Higher DRAM ASPs drive down PC DRAM content

Stamford, Conn. — With early April contract pricing up about 5 percent on the previous month for both DDR2 and DDR3 devices, the latest price increase has led some major PC vendors to cut content per box, reports Gartner Inc. The reason: The latest increase pushes the cost of 4 GB of DRAM to $90 or more and close to 15 percent of the bill of materials (BOM).

The only other time content-per-box was reduced as a result of increasing DRAM costs was in the first quarter of 2002 when pricing rose 129 percent quarter over quarter as the DRAM market came out of the recession, reports Gartner. At that time, average content was reduced by 10 percent for the quarter before returning to growth in the following quarter.

Content reductions is expected in both the consumer and professional markets although the desire to reduce costs will be felt more in the consumer market, said Gartner. Changes won’t happen overnight due to contracts with large retailers, which will have to be renewed with lower specifications, said Garner.
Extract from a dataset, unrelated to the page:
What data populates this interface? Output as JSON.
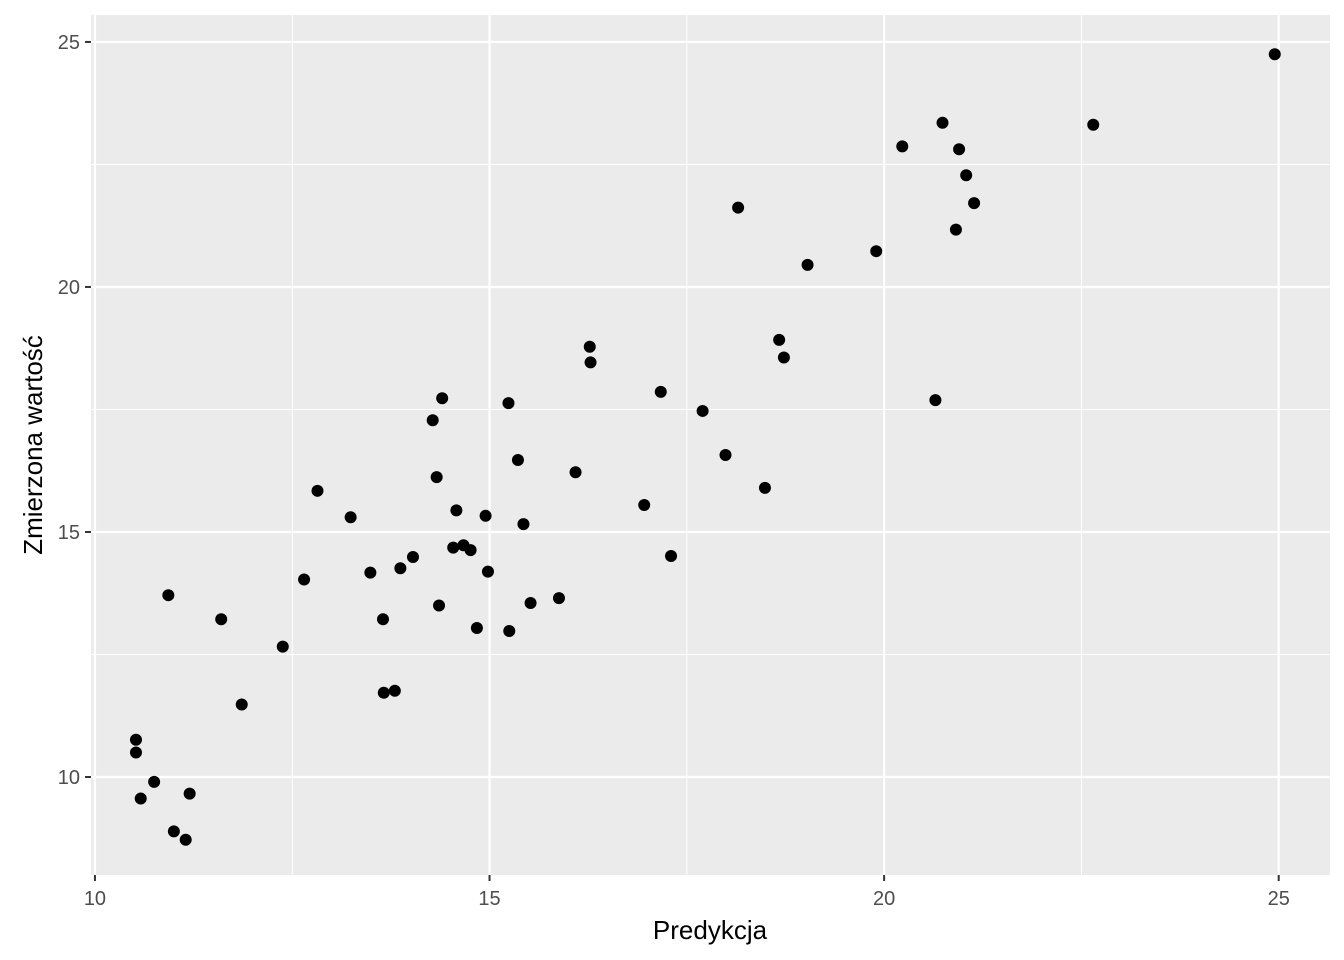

Gartner expects the lower content configurations will remain in place for at least one quarter. As a result, PC content growth will likely be 18 percent in 2010 instead of the current forecast of 30 percent, dropping the overall industry growth to 47 percent compared to the current forecast of 55 percent.

On the supply side, it doesn’t appear that reductions in PC content will change supply-and-demand dynamics in the industry this year but vendors will likely be more profitable due to higher pricing. How quickly DRAM vendors spend those profits on capacity will determine the outlook over the next few years, said analysts.

While spot pricing for DDR3 DRAMs edged up last week, DDR2 pricing was down slightly, according to Gartner. Average spot pricing across all densities and technologies was down 0.5 percent last week compared to the previous week, settling at $3.02 on a 1-Gb equivalent basis.


In the NAND market, spot prices remained virtually unchanged across most device types, with the exception of the 8-Gb MLC part, with average price increases of about 2.5 percent.


Gartner said demand for NAND memory remains relatively healthy as the industry enters the seasonally slower second quarter.